Les marchés financiers sont en ébullition après que le ministre japonais des Finances ait exprimé des doutes sur la pérennité de la politique économique dite « Abenomics ». Cette volte-face a entraîné une forte aversion au risque, affectant notamment le yen et les places boursières asiatiques.
Lors d’une conférence de presse, Katsunobu Kato a souligné la nécessité d’une nouvelle stratégie économique pour le Japon, plus adaptée à la conjoncture actuelle marquée par l’inflation, contrairement à la déflation qui a caractérisé l’ère Abenomics. Ses propos laissent entrevoir un possible abandon de l’approche de relance massive initiée par l’ancien Premier ministre Shinzo Abe.

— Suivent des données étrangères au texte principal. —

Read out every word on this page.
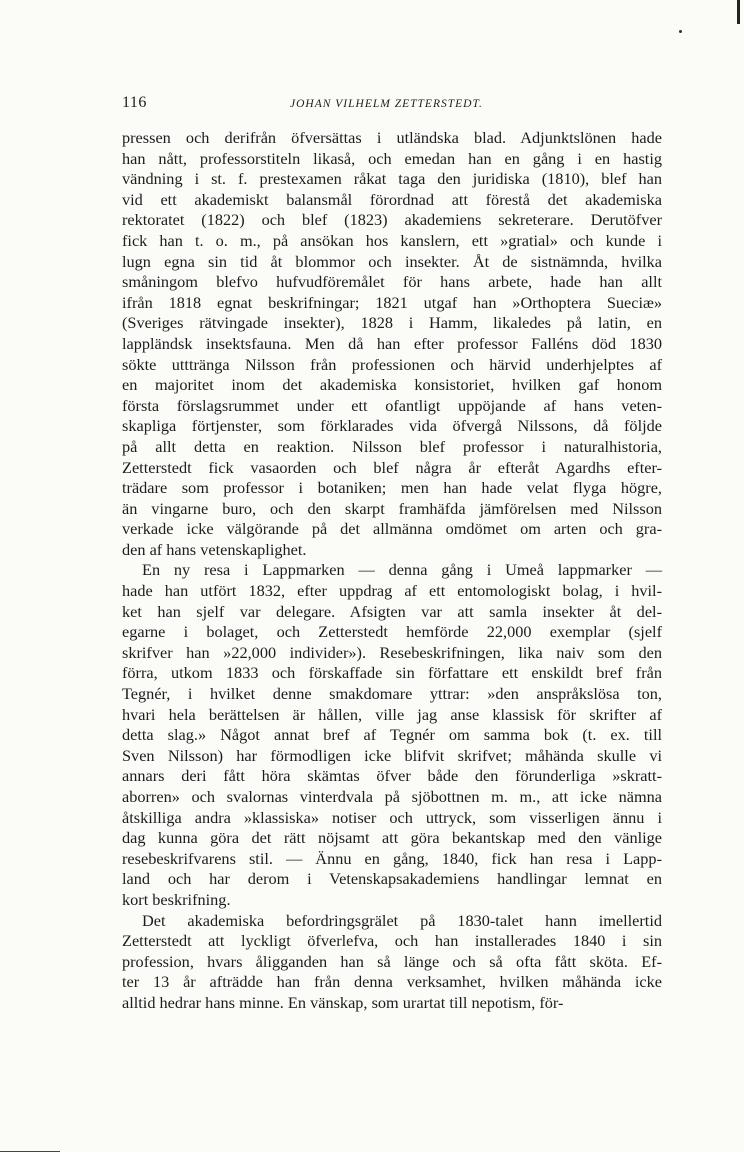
116	JOHAN VILHELM ZETTERSTEDT.
pressen och derifrån öfversättas i utländska blad. Adjunktslönen hade
han nått, professorstiteln likaså, och emedan han en gång i en hastig
vändning i st. f. prestexamen råkat taga den juridiska (1810), blef han
vid ett akademiskt balansmål förordnad att förestå det akademiska
rektoratet (1822) och blef (1823) akademiens sekreterare. Derutöfver
fick han t. o. m., på ansökan hos kanslern, ett »gratial» och kunde i
lugn egna sin tid åt blommor och insekter. Åt de sistnämnda, hvilka
småningom blefvo hufvudföremålet för hans arbete, hade han allt
ifrån 1818 egnat beskrifningar; 1821 utgaf han »Orthoptera Sueciæ»
(Sveriges rätvingade insekter), 1828 i Hamm, likaledes på latin, en
lappländsk insektsfauna. Men då han efter professor Falléns död 1830
sökte utttränga Nilsson från professionen och härvid underhjelptes af
en majoritet inom det akademiska konsistoriet, hvilken gaf honom
första förslagsrummet under ett ofantligt uppöjande af hans veten-
skapliga förtjenster, som förklarades vida öfvergå Nilssons, då följde
på allt detta en reaktion. Nilsson blef professor i naturalhistoria,
Zetterstedt fick vasaorden och blef några år efteråt Agardhs efter-
trädare som professor i botaniken; men han hade velat flyga högre,
än vingarne buro, och den skarpt framhäfda jämförelsen med Nilsson
verkade icke välgörande på det allmänna omdömet om arten och gra-
den af hans vetenskaplighet.
En ny resa i Lappmarken — denna gång i Umeå lappmarker —
hade han utfört 1832, efter uppdrag af ett entomologiskt bolag, i hvil-
ket han sjelf var delegare. Afsigten var att samla insekter åt del-
egarne i bolaget, och Zetterstedt hemförde 22,000 exemplar (sjelf
skrifver han »22,000 individer»). Resebeskrifningen, lika naiv som den
förra, utkom 1833 och förskaffade sin författare ett enskildt bref från
Tegnér, i hvilket denne smakdomare yttrar: »den anspråkslösa ton,
hvari hela berättelsen är hållen, ville jag anse klassisk för skrifter af
detta slag.» Något annat bref af Tegnér om samma bok (t. ex. till
Sven Nilsson) har förmodligen icke blifvit skrifvet; måhända skulle vi
annars deri fått höra skämtas öfver både den förunderliga »skratt-
aborren» och svalornas vinterdvala på sjöbottnen m. m., att icke nämna
åtskilliga andra »klassiska» notiser och uttryck, som visserligen ännu i
dag kunna göra det rätt nöjsamt att göra bekantskap med den vänlige
resebeskrifvarens stil. — Ännu en gång, 1840, fick han resa i Lapp-
land och har derom i Vetenskapsakademiens handlingar lemnat en
kort beskrifning.
Det akademiska befordringsgrälet på 1830-talet hann imellertid
Zetterstedt att lyckligt öfverlefva, och han installerades 1840 i sin
profession, hvars åligganden han så länge och så ofta fått sköta. Ef-
ter 13 år afträdde han från denna verksamhet, hvilken måhända icke
alltid hedrar hans minne. En vänskap, som urartat till nepotism, för-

Cette position contraste avec celle de Sanae Takaichi, la nouvelle dirigeante du Parti libéral-démocrate (PLD) et fervente défenseure de la politique d’Abe. Sa nomination avait initialement dopé les actions japonaises et affaibli le yen, les marchés anticipant la poursuite des mesures de relance et une faible probabilité de hausse des taux d’intérêt par la Banque du Japon (BoJ). Les déclarations de Kato soulèvent donc des interrogations quant à la cohérence des politiques budgétaire et monétaire sous la direction de Takaichi, alors qu’elle peine à former un gouvernement.
L’Abenomics, lancée en 2013, visait à relancer l’économie japonaise après des années de stagnation. Elle reposait sur trois piliers principaux : un assouplissement monétaire agressif pour lutter contre la déflation, des dépenses publiques flexibles pour stimuler la croissance et des réformes structurelles pour améliorer la productivité. Si cette stratégie a contribué à faire remonter les prix des actifs et à briser le cycle déflationniste, elle a également laissé le Japon avec une dette publique considérable, l’une des plus élevées parmi les démocraties occidentales, et des progrès limités en matière de réformes.
L’impact de ces incertitudes s’est immédiatement fait sentir sur les marchés des changes. Le dollar australien (AUD/USD) a particulièrement souffert, glissant à la suite des baisses observées sur les marchés boursiers asiatiques, européens et nord-américains. La paire AUD/USD a testé un support à 0,6465, et une cassure de ce niveau pourrait entraîner une baisse vers 0,6419, puis 0,6374. À l’inverse, un rebond pourrait être envisagé autour de 0,6521, niveau coïncidant avec le plus bas du 26 septembre.
Par ailleurs, l’indice US Tech 100 a également connu une forte inversion de tendance après avoir été rejeté à la résistance de 24 750. Bien que la tendance haussière actuelle ne soit pas encore menacée, ce repli suggère un possible retour vers le plus bas de vendredi à 24 000, où se situe l’intersection de la moyenne mobile sur 50 jours et d’un support horizontal. Les indicateurs techniques, tels que le RSI (14) et le MACD, signalent une diminution de la force haussière, incitant à la prudence.